Parting Shots: Mayor’s Departing MTA Board Member Calls de Blasio ‘Reactive’
Veronica Vanterpool, the Bronx-born transportation wonk and Vision Zero advocate, has resigned from the MTA Board after three years as one of Mayor de Blasio’s appointees — but not before issuing a message to her former boss and his frenemy in Albany: can’t you guys just get along?
Vanterpool, a former executive director of the Tri-State Transportation Campaign, has landed a job as Chief Innovation Officer for the Delaware Transit Corporation, according to Politico, which quoted her as saying the mayor often ends up “in a responsive, reactive mode” by the three-dimensional-chess-playing governor.
We called up Vanterpool for more dirt, but she said the issue was less about how the mayor has to be more proactive and more about how the city and state need to find a way to stop fighting everything out in the press.
“Being able to talk about things outside of the press is an important strategy for the city-state government dynamic for it to work well, and these politics often play out in the press all the time,” Vanterpool told Streetsblog. “That’s not a collaborative model for such an important dynamic between New York City and New York State.”
The MTA, for instance, accused Mayor de Blasio of perpetuating a “scam” when his administration asked questions about the sequencing of projects in the MTA’s historic $51.5-billion 2020-2024 capital plan.
“It would be great to not have to spend energy fighting things but to really be in collaborative dialogue with the MTA on what priorities could move forward,” Vanterpool said.
With the MTA’s bureaucratic reimagining getting underway, led by Chief Transformation Officer Anthony “Hatchet Man” McCord, Vanterpool said there were two big issues she’d like to see the board focus on going forward. The first is the the makeup of the Traffic Mobility Review Board, the still-unstaffed panel that is supposed to figure out all the nuts and bolts of congestion pricing in the next 12 months.
“It would be best, to everyone’s advantage if it was collaborative and not a battle,” Vanterpool said.
And the second is a wholesale reimagining of how the MTA could be governed by its board, which Vanterpool said “isn’t a real board.”

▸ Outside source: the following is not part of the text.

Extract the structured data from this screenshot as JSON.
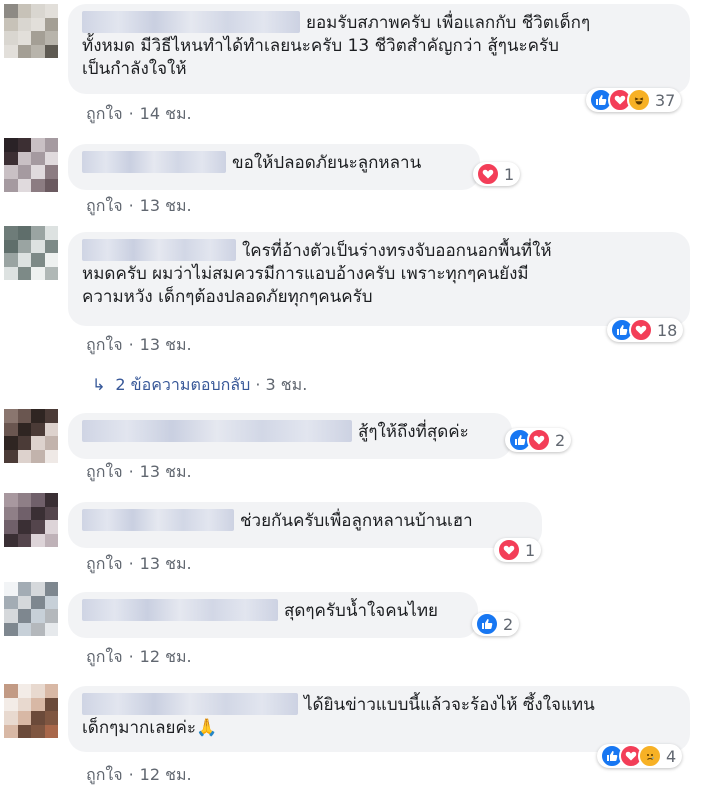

“Now that there’s been rightful attention paid to the MTA as a bureaucracy and an agency, I’m hopeful there’ll be voices calling to make the MTA Board more effective,” Vanterpool said. Most important to the departing city representative is that any governance reform give the board responsibility over the CEO, a position that’s currently appointed by the governor (and currently held by Pat Foye).
After Vanterpool departs after next month’s board meeting, the city will only have two of its four positions filled. In June, DOT Commissioner Polly Trottenberg stepped down from the MTA Board, reportedly due in part to the MTA Board’s limited ability to govern the agency and a lack of political backing from Mayor de Blasio in the face of constant meddling in MTA affairs by Gov. Cuomo. De Blasio appointed Dan Zarrilli to fill the Trottenberg gap, but the governor didn’t advance the nomination to the State Senate, leaving the city with a vacancy that will soon become two. De Blasio said that on Wednesday that he planned to move quickly to replace Vanterpool, who he called “a great advocate.”
“We’ll move immediately to have the legislature fill the two vacancies,” de Blasio said. “I’d love to see that as early as January. I would hope under the circumstances the legislature and governor to have all seats filled, so we’ll have nominees for them shortly.”
As for her replacement, Vanterpool said she’d like the mayor to nominate a woman. But whoever the mayor nominates has to tick off a few boxes.
“What’s most important to me is that the next person is someone who knows the issues, is balanced and pragmatic and is not afraid or too shy to be honest,” Vanterpool said.
[Editor’s note: Vanterpool did add it would be “awesome” if the mayor appointed Streetsblog’s own Dave Colon.]